La muerte y yo hemos llevado siempre una relación distante. No me he metido mucho con ella y ella ha sido recíproca conmigo. Esto puede sonar bien, el problema es que con el tiempo esa distancia se ha ido convirtiendo en una peligrosa indiferencia. Peligrosa porque no es real. Porque a ratos me despierto a media noche abrumado por el temor de que todas esas muertes que nunca he tenido cerca terminarán por acumularse y dejarse venir sobre mí de un solo golpe.
Mentiría si dijera que no tengo miedo a la muerte. El problema es que prácticamente nunca la he tenido lo suficientemente cerca. (Como con las reglas, hay una excepción a esta realidad. Una excepción que siempre me recuerda que es real. Intento escribir sobre ella y no lo consigo. Borro cada intento de línea ahora mismo. Y me queda claro que en algún momento tendré que hacerle frente y atreverme a describir esa partida que se llevó tantas cosas y que siempre he querido pensar que también dejó otras tantas.)
Decía, pues, que en general nunca la he tenido suficientemente cerca. De ahí que velorios y funerales siempre me han parecido rituales un tanto de ficción. Mi presencia en estos ha sido siempre ausente. Mi cuerpo asiste a los velorios cuando es necesario, pero mi alma suele quedarse a esperarle en la puerta. Quizá eso explica por qué me cuesta tanto trabajo narrar alguna anécdota funeraria.
Lo pienso y encuentro un funeral en el que quizá mi alma se hubiera animado a entrar, pero un océano estaba en medio y no pudo hacer sola tan largo viaje. Hace dos años y unos días murió la abuela. Yo estaba entonces en Barcelona y no fue posible asistir al servicio fúnebre con que se le despidió. Cuando volví a México visité, en medio de una de mis tantas crisis emocionales, el nicho donde se depositaron sus restos. Al día de hoy no puedo sino asumir como un acto de fe el que son sus cenizas las que están ahí y que no está escondida en algún lado intentando recuperar la soledad con la que vivió durante años.

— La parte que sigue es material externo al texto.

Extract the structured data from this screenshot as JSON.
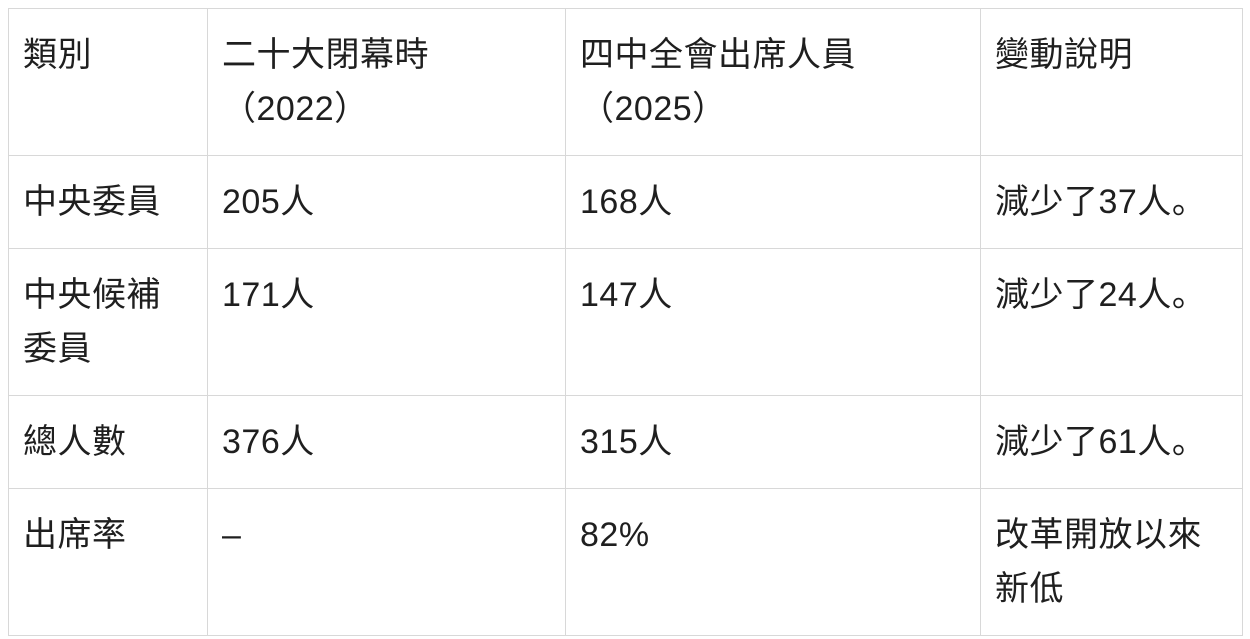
{
  "chart_data": {
    "type": "table",
    "title": "",
    "columns": [
      "類別",
      "二十大閉幕時（2022）",
      "四中全會出席人員（2025）",
      "變動說明"
    ],
    "rows": [
      [
        "中央委員",
        "205人",
        "168人",
        "減少了37人。"
      ],
      [
        "中央候補委員",
        "171人",
        "147人",
        "減少了24人。"
      ],
      [
        "總人數",
        "376人",
        "315人",
        "減少了61人。"
      ],
      [
        "出席率",
        "–",
        "82%",
        "改革開放以來新低"
      ]
    ]
  },
  "header": {
    "c0": {
      "line1": "類別"
    },
    "c1": {
      "line1": "二十大閉幕時",
      "line2": "（2022）"
    },
    "c2": {
      "line1": "四中全會出席人員",
      "line2": "（2025）"
    },
    "c3": {
      "line1": "變動說明"
    }
  },
  "colors": {
    "background": "#ffffff",
    "border": "#d8d8d8",
    "text": "#1f1f1f"
  }
}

Esa actitud de evasión que vivo frente a la muerte —actitud que por cierto parece dominar muchas otras dimensiones de mi vida— provoca que difícilmente me atreva a pensar en mi propio funeral. ¿Qué hacer y qué no hacer en él? Francamente me da un poco lo mismo. Me cuesta mucho trabajo hacer prohibiciones pues creo que al final lo que se hace o se deja de hacer en esas ceremonias es más para los vivos que para esos a los que están "despidiendo". Supongo que a través de esos rituales intentamos liberar una que otra culpa o tranquilizar en cierta medida nuestras conciencias. Así, pese a mi aversión a los protocolos, me viene dando lo mismo qué decidan hacer para darme ese "último adiós".
Ahora bien, si me apuran un poco y me obligan a lanzar alguna prohibición, creo que se resumiría así: durante mi funeral está prohibido quedarse con ganas de lo que quieran hacer. Quien quiera cantar que cante, quien quiera llorar que llore, quien quiera aplaudir que aplauda, quien quiera beber que beba, quien quiera gritar improperios a mis restos que no se censure, quien quiera vestir de negro no se oponga a quien elija portar un arco iris, quien busque silencio espero sea capaz de negociar momentos así con quien prefiera el jolgorio...

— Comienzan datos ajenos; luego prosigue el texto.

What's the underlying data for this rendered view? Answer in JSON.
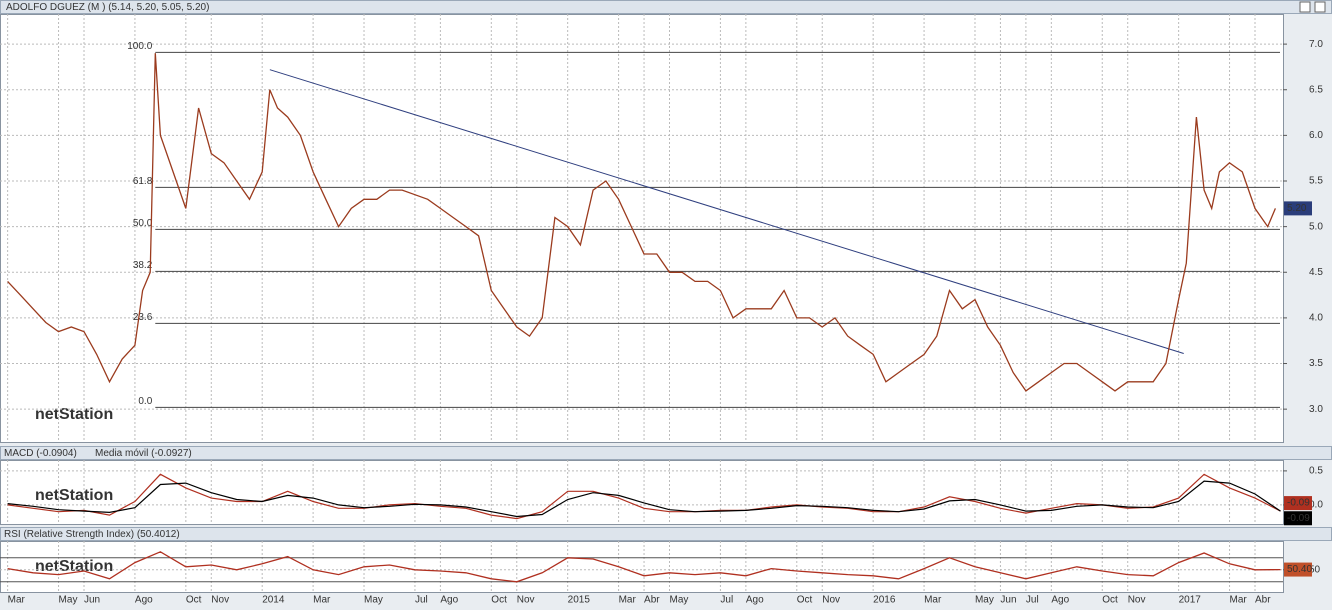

Quizá el único aspecto donde esta prohibición de no quedarse con las ganas pueda producir conflictos sea al momento de decidir qué hacer con mis restos mortales, pues uno no puede enterrarse de cuerpo entero 10 metros bajo tierra y a la vez ser arrojado en cenizas desde un cerro. Ante este posible dilema, solo puedo decir que preferiría la solución más ecológica posible. Aquello de mí puede reutilizarse, bienvenido un nuevo uso; si algo pudiera reciclarse para producir algo nuevo, adelante; lo que no sirva para un comino, que se reduzca pues a cenizas y ya está.